Democratic Presidential candidate and former US vice president Joe Biden used a phrase during Tuesday night’s chaotic first presidential debate that is all too familiar to speakers of the Arabic language and Muslim households but could hardly be expected to be heard in a nationally televised American debate: Inshallah.
Biden used the word — meaning ‘God willing’ in Arabic and Farsi — as Republican President Donald Trump hedged on saying when he would release his tax returns.
“Millions of dollars and you’ll get to see it,” Trump said of the amount he claims to have paid, according to The Washington Post.
“When?” the Democratic presidential candidate interjected. “Inshallah?”
The use of one of the most ubiquitous phrases in Arabic by gaffe-prone Biden, 77, a Roman Catholic, raised eyebrows in the Mideast and migrant communities, with many debating the contextual meaning of the phrase.
Al-Arabiya, a Saudi-owned satellite channel based in Dubai, and The National, a state-linked newspaper in Abu Dhabi, both published articles noting Biden’s use of the word.
Others questioned whether Biden had used the word at all. The former vice president has battled a stutter and is known for sometimes tripping over his words, so many viewers were left wondering if he had actually said “under the law?” or “In July?” or even “Enchilada?”
However, the Democratic nominee’s campaign confirmed to NPR that he had, in fact, used the phrase.

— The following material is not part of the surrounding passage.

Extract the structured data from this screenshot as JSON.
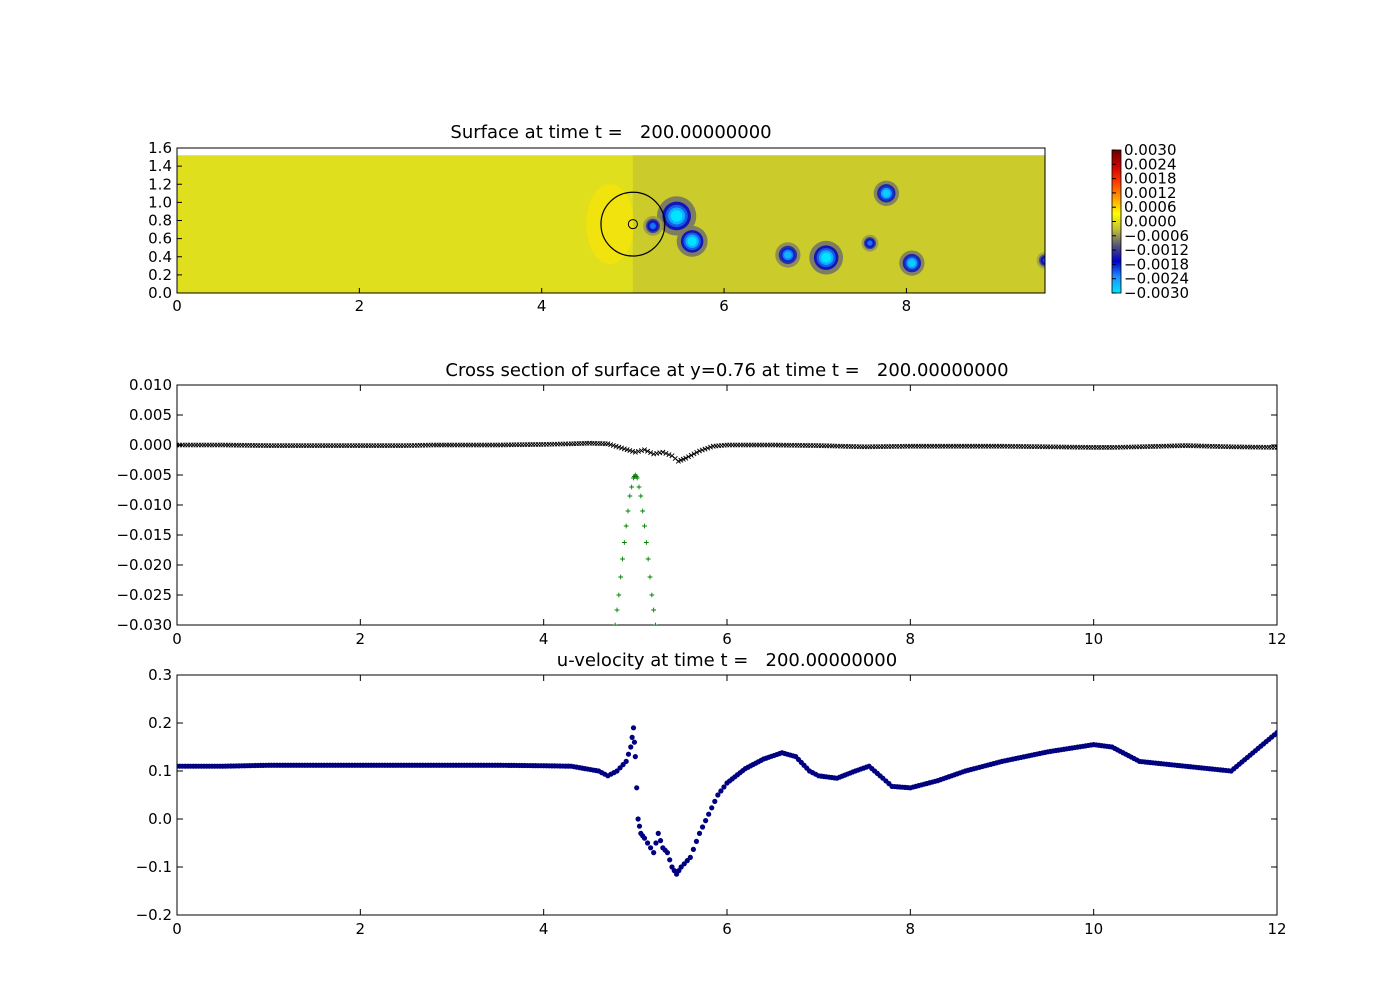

Besides its literal meaning of God willing, Inshallah can also be used in a way to suggest something won’t ever happen. Writer Wajahat Ali called this interpretation of the word the “Arabic version of ‘fuggedaboudit (forget about it)’.”
Fadi Hilani, a linguistics professor at Montclair State University in New Jersey who has researched the use of “Inshallah”, told The Washington Post it was clear Biden used the word sarcastically and uttered it with a slight smirk.
“He was casting doubt, in a sarcastic way, on Donald Trump saying he would release his tax returns,” he said. “What Trump is saying is too good to be true.”
During the course of the rancorous first debate marked by personal insults, name-calling and Trump’s repeated interruptions, the US president and Biden battled fiercely over Trump’s leadership on the coronavirus pandemic, the economy and the integrity of November’s election.
Moderator Chris Wallace never established control of the debate. The two White House contenders talked over each other and lobbed insults in a breathtaking political brawl that made it hard for either to make a point.
Biden, 77, has held a consistent lead over Trump, 74, in national opinion polls, although surveys in the battleground states that will decide the election show a closer contest. It was hard to determine whether the debate would move the needle.